I've decided I have to make friends with this 55-year-old body I inhabit. I noticed while lying on the floor on a yoga mat that it has gotten harder to put my legs over my head because my stomach gets in the way now!
I knew I needed an attitude change when I felt God say to me, "What if I want you to be chubby?" and I had no answer for him.
I had no problem when he asked me "to believe no matter what" (I said yes enthusiastically). After that question, over the next few years, we almost lost our house to foreclosure; our oldest daughter went through months of doctors trying to find the answer to her pain (we did finally get answers and a solution); my husband had a seizure (first time ever) at work and was rushed to the hospital; and our middle daughter died suddenly. Through it all I held on tight to Jesus.
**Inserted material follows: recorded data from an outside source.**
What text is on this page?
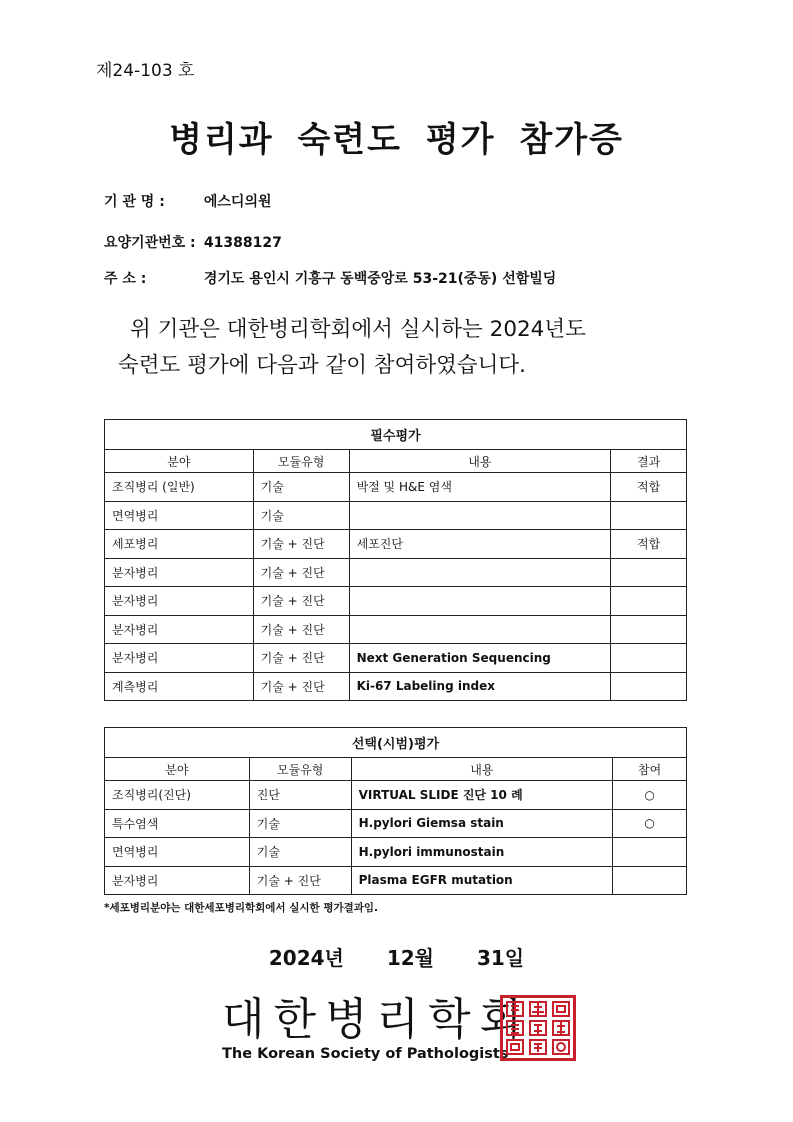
제24-103 호
병리과 숙련도 평가 참가증
기 관 명 :	에스디의원
요양기관번호 : 41388127
주 소 :	경기도 용인시 기흥구 동백중앙로 53-21(중동) 선함빌딩

위 기관은 대한병리학회에서 실시하는 2024년도

숙련도 평가에 다음과 같이 참여하였습니다.

필수평가			
분야	모듈유형	내용	결과
조직병리 (일반)	기술	박절 및 H&E 염색	적합
면역병리	기술		
세포병리	기술 + 진단	세포진단	적합
분자병리	기술 + 진단		
분자병리	기술 + 진단		
분자병리	기술 + 진단		
분자병리	기술 + 진단	Next Generation Sequencing	
계측병리	기술 + 진단	Ki-67 Labeling index	
선택(시범)평가			
분야	모듈유형	내용	참여
조직병리(진단)	진단	VIRTUAL SLIDE 진단 10 례	○
특수염색	기술	H.pylori Giemsa stain	○
면역병리	기술	H.pylori immunostain	
분자병리	기술 + 진단	Plasma EGFR mutation	
*세포병리분야는 대한세포병리학회에서 실시한 평가결과임.
2024년 12월 31일
대한병리학회
The Korean Society of Pathologists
And he got us through everything.
He still is getting us through of course. But not being able to say yes to the idea of being chubby made me realize that I still, after so many years of walking with Jesus, have body issues. I'm embarrassed to even admit that because I've been a Christian since March 6, 1988, and read the Bible daily. I love to read the Bible. It is one of my favorite things to do. I've seen God bring about financial miracles in our lives over and over throughout the years. I've seen people accept Christ. I've seen God lead my husband into ministry (and my husband is a dynamic preacher -- the best one I have ever listened to). God has brought me through so much stuff -- some really serious stuff. So how come I can't get over my changing body?
You know what post-menopausal changes seem like to me? They are like puberty in reverse. During puberty our bodies change dramatically to give us strong adult bodies that can take on the world. After menopause our bodies change and settle and can even horrify us to what they become. But without our bodies we wouldn't be able to live our lives or walk this earth.
I feel like I'm talking to so many people about this. This has got to be my third blog post on it, but I'm still figuring this out with God's help. And no wonder people deal with body issues. Weight loss is a hot topic for headlines. People love to see before and after pictures. We read about celebrities losing weight or using some new-fangled drug. People comment favorably on someone's weight loss not knowing why a person lost weight. Sometimes people gain weight because of medication. Sometimes people lose weight because they are very sick.
We Christians should be free of this body stuff for sure because we know our present bodies will be replaced with resurrected bodies one day. We will be changed forever in a twinkling of an eye! I want to see everyone, including myself, through Jesus's eyes. Every single one of us are sacred and beautiful and we should be able to see the exquisite treasure each of us are. Every wrinkle, every freckle, every spot, every lump -- all are treasured by Almighty God. And they should be treasured by us too instead of demeaned and hated and sculpted away or cut off.
So, hello Body. I want to be your friend. Please teach me how.